Oh how I love Easter! Its off to the perfect start with a gloriously indulgent day of films on Good Friday. I watched 3 I’ve seen before – my all time favourite Titanic, taut thriller Red Eye and Mean Girls. Then something very different in the form of HBO’s tv film Grey Gardens, based on the documentary about Edie and Edie; Jackie O’s aunt and cousin. This was only on my radar because of Drew Barrymore and her win at the Golden Globe’s and with hindsight to have really appreciated this film I probably should have watched the actual documentary prior or at least informed myself slightly more about the storyline.
At first glance this is a slightly eccentric portrayal of too perhaps mentally ill women who only ever found a spot in the limelight because they were related to Jackie Onassis, a.k.a Mrs JFK, however after having done a bit of research and watched snippets of the documentary there is a lot more than can be said about the stylish and rather sad film.

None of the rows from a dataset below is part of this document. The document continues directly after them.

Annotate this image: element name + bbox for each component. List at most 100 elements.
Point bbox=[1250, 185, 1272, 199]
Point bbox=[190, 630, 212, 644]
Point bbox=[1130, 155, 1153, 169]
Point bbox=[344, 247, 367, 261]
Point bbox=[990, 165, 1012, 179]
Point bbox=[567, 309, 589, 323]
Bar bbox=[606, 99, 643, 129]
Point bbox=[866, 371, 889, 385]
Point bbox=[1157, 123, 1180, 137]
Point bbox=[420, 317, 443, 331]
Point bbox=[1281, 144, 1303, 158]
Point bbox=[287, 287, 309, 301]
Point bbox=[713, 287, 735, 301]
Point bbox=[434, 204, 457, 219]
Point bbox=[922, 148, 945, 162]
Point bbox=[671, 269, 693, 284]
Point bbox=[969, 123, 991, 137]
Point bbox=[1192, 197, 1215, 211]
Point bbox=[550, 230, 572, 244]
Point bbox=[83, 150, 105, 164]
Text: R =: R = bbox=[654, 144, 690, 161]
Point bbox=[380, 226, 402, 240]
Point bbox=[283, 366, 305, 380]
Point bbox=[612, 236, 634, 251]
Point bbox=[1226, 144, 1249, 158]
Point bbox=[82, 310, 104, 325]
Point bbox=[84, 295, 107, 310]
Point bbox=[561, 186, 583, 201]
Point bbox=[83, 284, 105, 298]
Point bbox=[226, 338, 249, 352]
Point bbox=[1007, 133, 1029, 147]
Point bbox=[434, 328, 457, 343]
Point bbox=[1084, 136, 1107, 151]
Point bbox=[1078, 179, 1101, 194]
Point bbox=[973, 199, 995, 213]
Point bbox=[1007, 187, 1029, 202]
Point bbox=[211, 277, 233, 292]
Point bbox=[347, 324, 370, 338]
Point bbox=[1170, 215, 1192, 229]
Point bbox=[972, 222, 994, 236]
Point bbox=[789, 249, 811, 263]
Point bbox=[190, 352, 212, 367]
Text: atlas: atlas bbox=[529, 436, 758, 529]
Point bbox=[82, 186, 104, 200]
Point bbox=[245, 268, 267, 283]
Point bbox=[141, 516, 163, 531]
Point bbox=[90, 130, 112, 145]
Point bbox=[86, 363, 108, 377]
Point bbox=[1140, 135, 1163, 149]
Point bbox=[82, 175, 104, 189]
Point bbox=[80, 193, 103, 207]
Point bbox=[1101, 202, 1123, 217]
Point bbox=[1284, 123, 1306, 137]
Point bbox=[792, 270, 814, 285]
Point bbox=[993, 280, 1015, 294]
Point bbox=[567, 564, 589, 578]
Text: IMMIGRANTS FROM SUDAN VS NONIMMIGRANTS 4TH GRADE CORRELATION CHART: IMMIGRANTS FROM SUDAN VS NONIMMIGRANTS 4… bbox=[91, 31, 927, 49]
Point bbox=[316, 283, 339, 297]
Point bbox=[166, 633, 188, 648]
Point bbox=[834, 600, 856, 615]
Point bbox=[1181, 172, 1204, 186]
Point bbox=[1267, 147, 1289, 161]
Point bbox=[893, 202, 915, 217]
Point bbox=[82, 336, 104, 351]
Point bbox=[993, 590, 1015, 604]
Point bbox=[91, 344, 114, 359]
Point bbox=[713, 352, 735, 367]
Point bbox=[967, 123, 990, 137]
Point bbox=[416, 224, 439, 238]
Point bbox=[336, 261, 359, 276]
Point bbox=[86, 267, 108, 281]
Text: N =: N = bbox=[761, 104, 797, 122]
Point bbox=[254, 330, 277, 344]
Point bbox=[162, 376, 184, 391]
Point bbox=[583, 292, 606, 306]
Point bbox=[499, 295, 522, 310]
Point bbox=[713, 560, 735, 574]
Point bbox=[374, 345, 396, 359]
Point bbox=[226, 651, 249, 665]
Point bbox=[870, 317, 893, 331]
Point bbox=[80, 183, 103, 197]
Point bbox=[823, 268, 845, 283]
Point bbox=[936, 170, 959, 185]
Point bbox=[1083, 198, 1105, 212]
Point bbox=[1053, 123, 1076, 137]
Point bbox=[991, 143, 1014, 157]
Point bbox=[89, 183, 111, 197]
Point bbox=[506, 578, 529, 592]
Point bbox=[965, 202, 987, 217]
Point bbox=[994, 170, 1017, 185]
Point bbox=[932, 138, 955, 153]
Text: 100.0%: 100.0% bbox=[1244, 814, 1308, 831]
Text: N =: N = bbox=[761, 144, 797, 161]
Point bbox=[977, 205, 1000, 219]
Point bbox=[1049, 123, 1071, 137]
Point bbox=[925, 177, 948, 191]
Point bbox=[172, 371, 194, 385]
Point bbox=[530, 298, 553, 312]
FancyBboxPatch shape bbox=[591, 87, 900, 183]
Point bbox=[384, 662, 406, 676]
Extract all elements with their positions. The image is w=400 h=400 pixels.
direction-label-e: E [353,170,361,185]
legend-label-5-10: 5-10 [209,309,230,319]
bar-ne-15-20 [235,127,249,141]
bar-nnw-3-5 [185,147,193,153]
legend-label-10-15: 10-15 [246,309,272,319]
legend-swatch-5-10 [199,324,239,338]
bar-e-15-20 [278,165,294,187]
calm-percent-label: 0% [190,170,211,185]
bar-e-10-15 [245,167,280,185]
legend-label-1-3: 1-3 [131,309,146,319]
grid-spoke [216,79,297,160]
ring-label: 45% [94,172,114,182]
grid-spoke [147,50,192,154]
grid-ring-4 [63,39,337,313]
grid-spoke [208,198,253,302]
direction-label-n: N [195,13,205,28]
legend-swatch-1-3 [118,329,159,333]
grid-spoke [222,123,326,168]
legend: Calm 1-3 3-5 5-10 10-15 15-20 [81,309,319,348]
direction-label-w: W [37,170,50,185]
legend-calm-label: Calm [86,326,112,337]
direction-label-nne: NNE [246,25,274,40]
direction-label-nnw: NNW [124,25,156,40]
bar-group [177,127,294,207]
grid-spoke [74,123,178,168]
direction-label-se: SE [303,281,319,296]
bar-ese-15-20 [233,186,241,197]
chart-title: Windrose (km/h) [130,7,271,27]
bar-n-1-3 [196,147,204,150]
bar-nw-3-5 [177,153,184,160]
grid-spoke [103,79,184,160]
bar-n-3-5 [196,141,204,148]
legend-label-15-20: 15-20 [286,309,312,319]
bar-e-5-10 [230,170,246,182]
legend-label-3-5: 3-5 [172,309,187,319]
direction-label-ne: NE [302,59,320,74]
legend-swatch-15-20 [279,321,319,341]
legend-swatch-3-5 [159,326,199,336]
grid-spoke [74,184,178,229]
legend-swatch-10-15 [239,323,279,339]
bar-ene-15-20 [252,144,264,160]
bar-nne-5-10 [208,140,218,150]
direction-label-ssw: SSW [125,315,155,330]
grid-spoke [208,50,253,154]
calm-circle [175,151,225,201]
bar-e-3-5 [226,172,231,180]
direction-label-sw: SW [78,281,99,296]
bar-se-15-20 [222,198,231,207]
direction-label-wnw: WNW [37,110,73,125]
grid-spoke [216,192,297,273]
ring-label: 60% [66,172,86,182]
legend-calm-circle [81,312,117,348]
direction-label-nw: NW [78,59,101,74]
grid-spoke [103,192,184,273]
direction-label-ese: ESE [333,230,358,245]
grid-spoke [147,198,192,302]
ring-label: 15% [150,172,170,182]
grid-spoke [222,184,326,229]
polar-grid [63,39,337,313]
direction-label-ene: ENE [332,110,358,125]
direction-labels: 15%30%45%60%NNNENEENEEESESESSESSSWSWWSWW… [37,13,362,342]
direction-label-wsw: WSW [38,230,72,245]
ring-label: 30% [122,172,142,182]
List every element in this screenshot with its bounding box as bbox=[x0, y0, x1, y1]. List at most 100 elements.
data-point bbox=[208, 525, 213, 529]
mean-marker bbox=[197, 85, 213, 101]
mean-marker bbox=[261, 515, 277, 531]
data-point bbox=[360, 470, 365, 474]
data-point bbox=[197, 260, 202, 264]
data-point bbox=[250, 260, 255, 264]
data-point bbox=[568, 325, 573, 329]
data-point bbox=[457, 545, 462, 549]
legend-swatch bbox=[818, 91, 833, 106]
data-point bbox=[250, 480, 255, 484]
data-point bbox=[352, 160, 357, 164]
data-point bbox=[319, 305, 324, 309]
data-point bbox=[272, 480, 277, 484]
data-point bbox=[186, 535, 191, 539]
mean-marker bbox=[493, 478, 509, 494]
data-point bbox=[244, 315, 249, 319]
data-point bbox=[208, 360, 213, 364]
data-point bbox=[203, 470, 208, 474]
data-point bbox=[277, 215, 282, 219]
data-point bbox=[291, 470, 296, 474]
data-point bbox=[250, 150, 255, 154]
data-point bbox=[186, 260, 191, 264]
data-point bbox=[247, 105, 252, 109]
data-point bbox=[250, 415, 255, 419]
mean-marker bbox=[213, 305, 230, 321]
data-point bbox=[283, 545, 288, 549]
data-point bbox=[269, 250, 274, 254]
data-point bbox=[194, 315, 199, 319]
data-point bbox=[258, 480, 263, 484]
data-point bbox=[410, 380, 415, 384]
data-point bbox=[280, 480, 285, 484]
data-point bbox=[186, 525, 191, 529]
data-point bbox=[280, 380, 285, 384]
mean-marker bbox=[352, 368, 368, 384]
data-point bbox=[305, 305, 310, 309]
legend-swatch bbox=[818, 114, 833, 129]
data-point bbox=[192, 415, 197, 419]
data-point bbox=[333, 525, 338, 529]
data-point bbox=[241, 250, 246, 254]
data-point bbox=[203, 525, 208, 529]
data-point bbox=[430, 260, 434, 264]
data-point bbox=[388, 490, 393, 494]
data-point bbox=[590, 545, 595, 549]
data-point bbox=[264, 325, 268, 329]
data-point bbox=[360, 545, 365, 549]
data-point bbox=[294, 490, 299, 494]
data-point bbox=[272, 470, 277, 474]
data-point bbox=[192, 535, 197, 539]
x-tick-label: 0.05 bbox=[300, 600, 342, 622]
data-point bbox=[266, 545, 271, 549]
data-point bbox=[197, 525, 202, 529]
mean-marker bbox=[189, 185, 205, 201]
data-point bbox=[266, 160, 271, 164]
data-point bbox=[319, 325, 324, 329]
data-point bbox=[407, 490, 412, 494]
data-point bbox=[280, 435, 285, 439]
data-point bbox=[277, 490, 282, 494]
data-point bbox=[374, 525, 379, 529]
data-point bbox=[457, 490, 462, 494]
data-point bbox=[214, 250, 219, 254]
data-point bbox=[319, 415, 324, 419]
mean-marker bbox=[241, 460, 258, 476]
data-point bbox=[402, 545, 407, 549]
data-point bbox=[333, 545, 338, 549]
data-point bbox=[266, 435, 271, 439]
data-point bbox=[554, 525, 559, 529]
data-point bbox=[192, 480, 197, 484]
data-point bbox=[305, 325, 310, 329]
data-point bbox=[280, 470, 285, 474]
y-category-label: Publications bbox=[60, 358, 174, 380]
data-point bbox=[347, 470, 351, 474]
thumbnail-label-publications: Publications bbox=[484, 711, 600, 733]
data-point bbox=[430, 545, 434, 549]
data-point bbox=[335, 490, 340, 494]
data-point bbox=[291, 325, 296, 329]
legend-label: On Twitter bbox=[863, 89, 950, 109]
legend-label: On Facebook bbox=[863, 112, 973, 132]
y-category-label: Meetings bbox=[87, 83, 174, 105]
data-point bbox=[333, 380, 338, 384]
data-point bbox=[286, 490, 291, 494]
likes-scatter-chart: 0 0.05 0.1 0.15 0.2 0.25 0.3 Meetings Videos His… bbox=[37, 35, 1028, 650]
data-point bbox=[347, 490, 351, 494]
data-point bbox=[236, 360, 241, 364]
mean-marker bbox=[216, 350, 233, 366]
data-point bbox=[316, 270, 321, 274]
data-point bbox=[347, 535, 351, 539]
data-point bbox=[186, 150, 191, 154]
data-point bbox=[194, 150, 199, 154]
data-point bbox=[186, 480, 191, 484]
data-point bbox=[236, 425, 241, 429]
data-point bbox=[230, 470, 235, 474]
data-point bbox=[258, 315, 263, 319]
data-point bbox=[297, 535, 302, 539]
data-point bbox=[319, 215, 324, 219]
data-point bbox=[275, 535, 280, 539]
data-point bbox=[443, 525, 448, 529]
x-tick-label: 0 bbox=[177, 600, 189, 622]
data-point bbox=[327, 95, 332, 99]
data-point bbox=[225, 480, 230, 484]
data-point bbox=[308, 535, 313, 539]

This is a riveting and heartbreaking insight into how two charming and colourful women fell from high society into the reclusive squalor of Grey Gardens in East Hamtpon. Having seen the documentary you can then and only then really admire the acting on show here, Drew Barrymore 100% deserved her golden globe. She had everything about little Edie down to a fine art, her voice and mannerisms; the dancing, it really was astonishing, Jessica Lange as Big Edie is equally astonishing. The film conveys their elegance, their quirks and fragility beautifully, intercutting with fluidity the past and present, emphasising their tragic downfall. Especially Litte Edie, as she had such beauty and charisma, to see her so alone and trapped is particularly moving. The only thing I felt the film didn’t cover is why they were actually like this, are we meant to assume they did indeed have psychological issues? Big Edie was obviously heartbroken after her piano man left her, she was a dependent and stubborn women who put her daughter in the same position she was in. Their glamorous lives and seemingly idyllic parties, beach trips and dancing antics contrasts to great effect with the emptiness of their denouement. However you get the feeling this film isn’t meant to be a pity party, the ending alludes to the idea Little Edie finally did get her break with the cabaret act and moved around like she wanted to. They also seemed to enjoy their odd little existence; the ice-cream and cats e.t.c how they lived in such filthy conditions though I’ll never know.
Their are a few questions that remain unanswered, especially for those very familiar with their story, but for until recently ignorant viewers like myself it provides a delightful introduction. Drew Barrymore is also exquisite in this film, a lot of people don’t take her seriously as an actress, and with justification considering Charlie’s Angels and various rom-coms she starred in, however I have a feeling this is going to be her year, combined with newly released Whip It; her directorial debut. Anyway I’m digressing; the costumes from the 30’s are amazing with Drew looking every bit the head-turning, sophisticated and sassy Edie. I now really want a swimsuit like the ones she was wearing. Oh and that pencil skirt and blouse combo and the dress from the beginning…
Both actresses depict their characters deterioration into delusion with dignity and class, their interaction and behaviours were endearing, making for thoughtful and memorable film. Maintaining the film’s tagline; ‘true glamour never fades’, this is a film which deserved its recognition and should continue to do so.